Марло шел двадцать пятый год, и больше Кощей его удерживать не мог. Тело износилось, душа просилась на свободу. Брат Марло умер четыре месяца назад, пес сильно тосковал, и Кощей пускал его в свою спальню в награду за годы послушания и верности. Во всяком случае, так он себе это объяснял. Кощей ждал, когда смерть придет и за стариком, надеясь, что она сделает это самостоятельно и ей не придется помогать. Он не желал мучить пса, но и мысль о том, чтобы убить его самому, как и каждый раз, когда его собаки старели, доставляла боль.

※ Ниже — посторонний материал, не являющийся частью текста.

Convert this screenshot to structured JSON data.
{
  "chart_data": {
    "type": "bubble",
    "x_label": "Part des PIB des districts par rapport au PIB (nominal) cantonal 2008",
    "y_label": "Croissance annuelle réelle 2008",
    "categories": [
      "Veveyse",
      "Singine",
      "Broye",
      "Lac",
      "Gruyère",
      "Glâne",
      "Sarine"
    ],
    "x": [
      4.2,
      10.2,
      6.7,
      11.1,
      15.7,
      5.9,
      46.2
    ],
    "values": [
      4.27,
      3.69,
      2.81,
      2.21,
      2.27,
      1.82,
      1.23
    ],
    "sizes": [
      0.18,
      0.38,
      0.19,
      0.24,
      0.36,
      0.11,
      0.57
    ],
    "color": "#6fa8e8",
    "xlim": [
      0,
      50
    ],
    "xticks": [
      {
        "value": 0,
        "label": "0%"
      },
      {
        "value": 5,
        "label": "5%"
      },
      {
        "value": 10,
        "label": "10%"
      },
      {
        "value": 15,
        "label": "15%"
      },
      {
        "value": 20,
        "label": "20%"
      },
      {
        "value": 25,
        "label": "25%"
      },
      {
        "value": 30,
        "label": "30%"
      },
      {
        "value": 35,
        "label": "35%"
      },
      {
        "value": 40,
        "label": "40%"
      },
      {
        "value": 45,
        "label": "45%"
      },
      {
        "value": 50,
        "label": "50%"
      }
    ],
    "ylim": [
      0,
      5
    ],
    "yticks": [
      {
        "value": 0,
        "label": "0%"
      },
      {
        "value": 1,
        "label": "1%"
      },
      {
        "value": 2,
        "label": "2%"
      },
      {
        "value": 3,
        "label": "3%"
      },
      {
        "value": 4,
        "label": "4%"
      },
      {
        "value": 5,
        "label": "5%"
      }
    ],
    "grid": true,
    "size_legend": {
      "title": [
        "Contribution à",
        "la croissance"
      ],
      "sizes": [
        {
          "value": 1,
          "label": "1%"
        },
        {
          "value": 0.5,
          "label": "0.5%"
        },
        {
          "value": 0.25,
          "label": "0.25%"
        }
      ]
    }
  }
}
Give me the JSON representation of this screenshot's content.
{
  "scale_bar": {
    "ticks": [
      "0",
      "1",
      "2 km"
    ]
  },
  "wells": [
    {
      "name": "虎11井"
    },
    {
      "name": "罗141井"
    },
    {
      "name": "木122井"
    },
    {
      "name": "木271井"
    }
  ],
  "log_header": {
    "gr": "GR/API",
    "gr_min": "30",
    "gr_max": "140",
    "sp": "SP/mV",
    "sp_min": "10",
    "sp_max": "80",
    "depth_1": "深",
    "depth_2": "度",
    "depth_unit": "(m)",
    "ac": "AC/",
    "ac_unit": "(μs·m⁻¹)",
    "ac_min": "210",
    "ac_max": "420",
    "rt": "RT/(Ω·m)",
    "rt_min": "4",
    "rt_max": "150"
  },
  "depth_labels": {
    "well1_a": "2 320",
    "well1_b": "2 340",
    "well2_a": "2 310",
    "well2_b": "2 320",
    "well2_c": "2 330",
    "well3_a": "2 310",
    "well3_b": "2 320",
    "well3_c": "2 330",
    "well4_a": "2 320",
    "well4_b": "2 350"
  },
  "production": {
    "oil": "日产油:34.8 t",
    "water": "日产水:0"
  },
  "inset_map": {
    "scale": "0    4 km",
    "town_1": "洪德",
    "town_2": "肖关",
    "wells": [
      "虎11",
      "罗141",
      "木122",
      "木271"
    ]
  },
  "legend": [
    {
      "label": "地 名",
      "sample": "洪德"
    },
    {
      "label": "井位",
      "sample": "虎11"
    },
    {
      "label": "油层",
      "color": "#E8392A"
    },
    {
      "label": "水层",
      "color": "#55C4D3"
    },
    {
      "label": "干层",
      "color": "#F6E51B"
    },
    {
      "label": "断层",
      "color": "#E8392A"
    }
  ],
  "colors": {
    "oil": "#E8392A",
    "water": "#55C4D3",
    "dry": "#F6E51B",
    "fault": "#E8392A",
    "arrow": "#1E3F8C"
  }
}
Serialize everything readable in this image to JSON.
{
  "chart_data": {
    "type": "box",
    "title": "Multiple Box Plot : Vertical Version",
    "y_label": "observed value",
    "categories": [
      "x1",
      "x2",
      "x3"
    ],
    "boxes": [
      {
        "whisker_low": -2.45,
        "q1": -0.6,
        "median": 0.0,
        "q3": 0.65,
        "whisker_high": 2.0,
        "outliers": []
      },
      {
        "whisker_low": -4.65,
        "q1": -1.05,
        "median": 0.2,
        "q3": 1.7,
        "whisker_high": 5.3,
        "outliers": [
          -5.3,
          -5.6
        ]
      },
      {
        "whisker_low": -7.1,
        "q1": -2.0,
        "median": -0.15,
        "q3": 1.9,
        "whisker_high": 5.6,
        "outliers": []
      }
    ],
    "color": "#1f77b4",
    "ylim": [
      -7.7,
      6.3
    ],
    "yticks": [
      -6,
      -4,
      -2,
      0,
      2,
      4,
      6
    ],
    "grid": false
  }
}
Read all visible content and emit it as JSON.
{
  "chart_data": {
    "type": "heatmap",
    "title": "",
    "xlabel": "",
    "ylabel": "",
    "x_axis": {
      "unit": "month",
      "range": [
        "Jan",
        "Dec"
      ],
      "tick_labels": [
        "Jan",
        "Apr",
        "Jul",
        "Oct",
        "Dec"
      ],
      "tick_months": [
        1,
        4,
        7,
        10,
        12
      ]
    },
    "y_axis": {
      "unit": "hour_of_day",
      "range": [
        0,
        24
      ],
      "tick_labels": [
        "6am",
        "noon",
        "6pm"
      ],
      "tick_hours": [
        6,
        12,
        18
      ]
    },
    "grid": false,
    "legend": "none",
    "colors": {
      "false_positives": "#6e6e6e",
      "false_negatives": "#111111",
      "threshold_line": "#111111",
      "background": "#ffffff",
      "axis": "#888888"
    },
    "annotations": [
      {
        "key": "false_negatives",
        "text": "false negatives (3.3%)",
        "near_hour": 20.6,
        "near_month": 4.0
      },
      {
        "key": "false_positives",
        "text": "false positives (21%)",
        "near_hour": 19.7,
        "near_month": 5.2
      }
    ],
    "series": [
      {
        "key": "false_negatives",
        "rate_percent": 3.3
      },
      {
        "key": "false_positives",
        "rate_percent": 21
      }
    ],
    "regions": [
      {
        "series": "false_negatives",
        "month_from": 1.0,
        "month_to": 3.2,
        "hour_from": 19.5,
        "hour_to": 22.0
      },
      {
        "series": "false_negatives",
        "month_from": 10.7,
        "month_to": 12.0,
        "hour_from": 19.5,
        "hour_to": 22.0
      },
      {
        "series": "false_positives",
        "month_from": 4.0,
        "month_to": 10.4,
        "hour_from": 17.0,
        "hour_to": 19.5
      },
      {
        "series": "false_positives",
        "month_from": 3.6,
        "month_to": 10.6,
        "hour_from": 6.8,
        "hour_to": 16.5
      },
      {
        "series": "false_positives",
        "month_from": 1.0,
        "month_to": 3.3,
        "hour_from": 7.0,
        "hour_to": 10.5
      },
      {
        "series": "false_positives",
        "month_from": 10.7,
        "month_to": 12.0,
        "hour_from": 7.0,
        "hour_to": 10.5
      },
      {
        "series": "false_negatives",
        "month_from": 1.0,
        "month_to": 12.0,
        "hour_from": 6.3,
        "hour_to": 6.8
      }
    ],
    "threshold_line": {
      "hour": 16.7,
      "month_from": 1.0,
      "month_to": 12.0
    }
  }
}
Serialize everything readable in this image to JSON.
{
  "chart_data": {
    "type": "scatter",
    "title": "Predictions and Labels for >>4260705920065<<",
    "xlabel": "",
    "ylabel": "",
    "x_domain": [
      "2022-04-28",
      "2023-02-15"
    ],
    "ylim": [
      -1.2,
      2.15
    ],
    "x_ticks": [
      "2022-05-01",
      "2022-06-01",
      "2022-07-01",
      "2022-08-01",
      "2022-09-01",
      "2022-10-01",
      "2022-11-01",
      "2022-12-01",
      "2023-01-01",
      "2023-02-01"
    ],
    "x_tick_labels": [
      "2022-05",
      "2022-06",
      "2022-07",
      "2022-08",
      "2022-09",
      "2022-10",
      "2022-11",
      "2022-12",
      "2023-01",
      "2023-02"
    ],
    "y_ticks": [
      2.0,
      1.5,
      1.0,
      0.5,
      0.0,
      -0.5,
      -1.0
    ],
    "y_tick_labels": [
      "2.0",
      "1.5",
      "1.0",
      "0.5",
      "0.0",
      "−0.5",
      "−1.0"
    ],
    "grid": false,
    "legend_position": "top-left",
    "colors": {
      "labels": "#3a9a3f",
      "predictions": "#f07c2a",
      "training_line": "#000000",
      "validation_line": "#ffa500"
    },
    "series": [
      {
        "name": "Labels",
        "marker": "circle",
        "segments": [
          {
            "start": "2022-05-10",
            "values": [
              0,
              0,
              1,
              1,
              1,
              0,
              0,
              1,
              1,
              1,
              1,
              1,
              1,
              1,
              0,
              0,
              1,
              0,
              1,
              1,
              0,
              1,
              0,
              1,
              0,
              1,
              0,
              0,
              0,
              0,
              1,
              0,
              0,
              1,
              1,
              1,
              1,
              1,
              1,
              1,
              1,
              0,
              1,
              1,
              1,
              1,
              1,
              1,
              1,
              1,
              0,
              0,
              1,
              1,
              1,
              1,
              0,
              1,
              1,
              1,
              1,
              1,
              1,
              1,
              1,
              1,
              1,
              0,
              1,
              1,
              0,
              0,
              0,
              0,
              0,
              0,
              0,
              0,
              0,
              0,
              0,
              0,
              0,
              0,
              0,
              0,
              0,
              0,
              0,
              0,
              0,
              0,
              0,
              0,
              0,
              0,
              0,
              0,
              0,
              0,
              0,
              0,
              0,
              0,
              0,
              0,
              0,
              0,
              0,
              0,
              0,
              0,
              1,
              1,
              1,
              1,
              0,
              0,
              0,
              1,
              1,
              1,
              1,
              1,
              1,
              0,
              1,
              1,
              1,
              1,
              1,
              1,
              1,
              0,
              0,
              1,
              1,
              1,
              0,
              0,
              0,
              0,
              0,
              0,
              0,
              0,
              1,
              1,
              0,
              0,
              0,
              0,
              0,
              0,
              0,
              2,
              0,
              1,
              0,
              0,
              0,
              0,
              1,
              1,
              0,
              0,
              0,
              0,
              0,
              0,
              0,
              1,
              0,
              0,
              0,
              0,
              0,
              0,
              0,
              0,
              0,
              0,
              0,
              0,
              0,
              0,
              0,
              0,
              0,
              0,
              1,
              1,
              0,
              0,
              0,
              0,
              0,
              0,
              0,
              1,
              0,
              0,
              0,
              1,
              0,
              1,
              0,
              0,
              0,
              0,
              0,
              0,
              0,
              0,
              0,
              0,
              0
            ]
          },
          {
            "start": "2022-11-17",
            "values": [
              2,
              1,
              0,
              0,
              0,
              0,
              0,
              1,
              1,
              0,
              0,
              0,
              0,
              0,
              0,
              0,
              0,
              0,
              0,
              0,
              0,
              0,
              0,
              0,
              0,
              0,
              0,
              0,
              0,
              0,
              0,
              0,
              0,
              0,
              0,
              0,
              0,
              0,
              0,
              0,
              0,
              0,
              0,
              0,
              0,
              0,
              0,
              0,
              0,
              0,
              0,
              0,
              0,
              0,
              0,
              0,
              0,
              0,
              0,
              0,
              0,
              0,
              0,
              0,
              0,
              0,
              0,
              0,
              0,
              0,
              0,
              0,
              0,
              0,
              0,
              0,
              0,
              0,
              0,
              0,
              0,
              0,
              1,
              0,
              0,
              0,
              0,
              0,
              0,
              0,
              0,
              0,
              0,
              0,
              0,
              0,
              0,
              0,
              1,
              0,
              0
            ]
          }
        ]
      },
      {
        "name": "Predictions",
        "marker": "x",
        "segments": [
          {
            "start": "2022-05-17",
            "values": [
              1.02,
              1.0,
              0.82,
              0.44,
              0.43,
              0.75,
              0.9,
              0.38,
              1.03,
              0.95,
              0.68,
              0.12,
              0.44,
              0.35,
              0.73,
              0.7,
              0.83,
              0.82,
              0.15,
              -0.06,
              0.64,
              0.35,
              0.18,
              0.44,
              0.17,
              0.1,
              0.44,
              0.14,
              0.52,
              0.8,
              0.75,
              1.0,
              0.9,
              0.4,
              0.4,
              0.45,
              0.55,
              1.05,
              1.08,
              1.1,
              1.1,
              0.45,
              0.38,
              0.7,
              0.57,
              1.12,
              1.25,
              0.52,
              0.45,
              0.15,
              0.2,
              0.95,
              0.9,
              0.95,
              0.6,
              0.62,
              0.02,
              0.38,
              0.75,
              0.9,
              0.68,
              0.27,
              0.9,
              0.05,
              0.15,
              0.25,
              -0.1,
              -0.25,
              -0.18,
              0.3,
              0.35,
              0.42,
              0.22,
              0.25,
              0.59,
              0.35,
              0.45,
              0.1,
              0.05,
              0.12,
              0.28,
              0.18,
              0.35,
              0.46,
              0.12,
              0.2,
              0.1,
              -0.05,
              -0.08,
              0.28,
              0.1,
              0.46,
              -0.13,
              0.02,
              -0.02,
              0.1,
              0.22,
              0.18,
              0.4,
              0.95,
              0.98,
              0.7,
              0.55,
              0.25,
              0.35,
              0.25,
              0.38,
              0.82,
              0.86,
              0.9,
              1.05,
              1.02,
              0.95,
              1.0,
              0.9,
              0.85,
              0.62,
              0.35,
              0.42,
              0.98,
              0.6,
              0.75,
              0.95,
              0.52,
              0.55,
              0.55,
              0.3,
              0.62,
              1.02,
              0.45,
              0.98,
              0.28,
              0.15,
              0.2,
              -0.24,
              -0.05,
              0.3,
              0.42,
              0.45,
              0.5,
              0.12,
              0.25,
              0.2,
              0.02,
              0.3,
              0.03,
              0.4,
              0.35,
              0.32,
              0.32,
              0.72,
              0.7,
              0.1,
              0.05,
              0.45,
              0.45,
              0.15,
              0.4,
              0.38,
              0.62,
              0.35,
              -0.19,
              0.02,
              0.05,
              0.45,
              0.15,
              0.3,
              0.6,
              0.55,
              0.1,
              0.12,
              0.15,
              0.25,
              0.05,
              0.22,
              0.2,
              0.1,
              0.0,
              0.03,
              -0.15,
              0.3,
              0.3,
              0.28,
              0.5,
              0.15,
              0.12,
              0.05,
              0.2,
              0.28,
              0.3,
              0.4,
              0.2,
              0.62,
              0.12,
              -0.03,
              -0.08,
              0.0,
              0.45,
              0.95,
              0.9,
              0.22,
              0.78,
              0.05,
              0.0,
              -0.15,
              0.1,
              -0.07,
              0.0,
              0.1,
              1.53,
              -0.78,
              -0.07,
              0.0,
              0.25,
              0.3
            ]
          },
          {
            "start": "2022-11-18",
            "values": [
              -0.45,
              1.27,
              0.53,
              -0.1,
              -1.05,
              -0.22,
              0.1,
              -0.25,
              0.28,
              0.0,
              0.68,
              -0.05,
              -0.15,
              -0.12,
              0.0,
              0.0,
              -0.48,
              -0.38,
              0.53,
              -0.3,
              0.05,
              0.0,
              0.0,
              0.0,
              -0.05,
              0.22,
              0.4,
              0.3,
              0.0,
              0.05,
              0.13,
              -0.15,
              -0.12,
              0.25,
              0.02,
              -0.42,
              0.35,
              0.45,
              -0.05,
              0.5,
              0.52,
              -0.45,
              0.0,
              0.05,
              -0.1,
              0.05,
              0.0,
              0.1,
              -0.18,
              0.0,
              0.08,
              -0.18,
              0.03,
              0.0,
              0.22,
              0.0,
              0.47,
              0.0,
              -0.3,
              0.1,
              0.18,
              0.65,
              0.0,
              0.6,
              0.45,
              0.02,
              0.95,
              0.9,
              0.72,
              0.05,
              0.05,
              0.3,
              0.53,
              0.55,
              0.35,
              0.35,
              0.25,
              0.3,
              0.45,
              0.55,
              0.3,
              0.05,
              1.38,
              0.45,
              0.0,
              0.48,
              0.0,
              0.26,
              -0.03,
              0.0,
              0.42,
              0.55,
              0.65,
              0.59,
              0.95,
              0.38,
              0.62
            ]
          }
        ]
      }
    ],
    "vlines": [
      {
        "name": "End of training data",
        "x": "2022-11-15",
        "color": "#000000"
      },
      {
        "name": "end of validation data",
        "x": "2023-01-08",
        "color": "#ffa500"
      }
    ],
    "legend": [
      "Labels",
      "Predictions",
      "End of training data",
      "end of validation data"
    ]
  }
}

Нужно было взять щенков, но у него не было времени ни дрессировать их, ни заниматься ими, к тому же была еще одна более веская причина, по которой Кощей не торопился этого делать.
Перстень потихоньку остывал. Кощей встал с постели и вышел из спальни. На втором этаже было три комнаты, одну занимал его кабинет, другую спальня, третья пустовала и стояла закрытая, он так и не придумал, что в ней разместить. В ванной он ополоснул лицо холодной водой, потер начинающие ныть запястья, и посмотрел на свое отражение.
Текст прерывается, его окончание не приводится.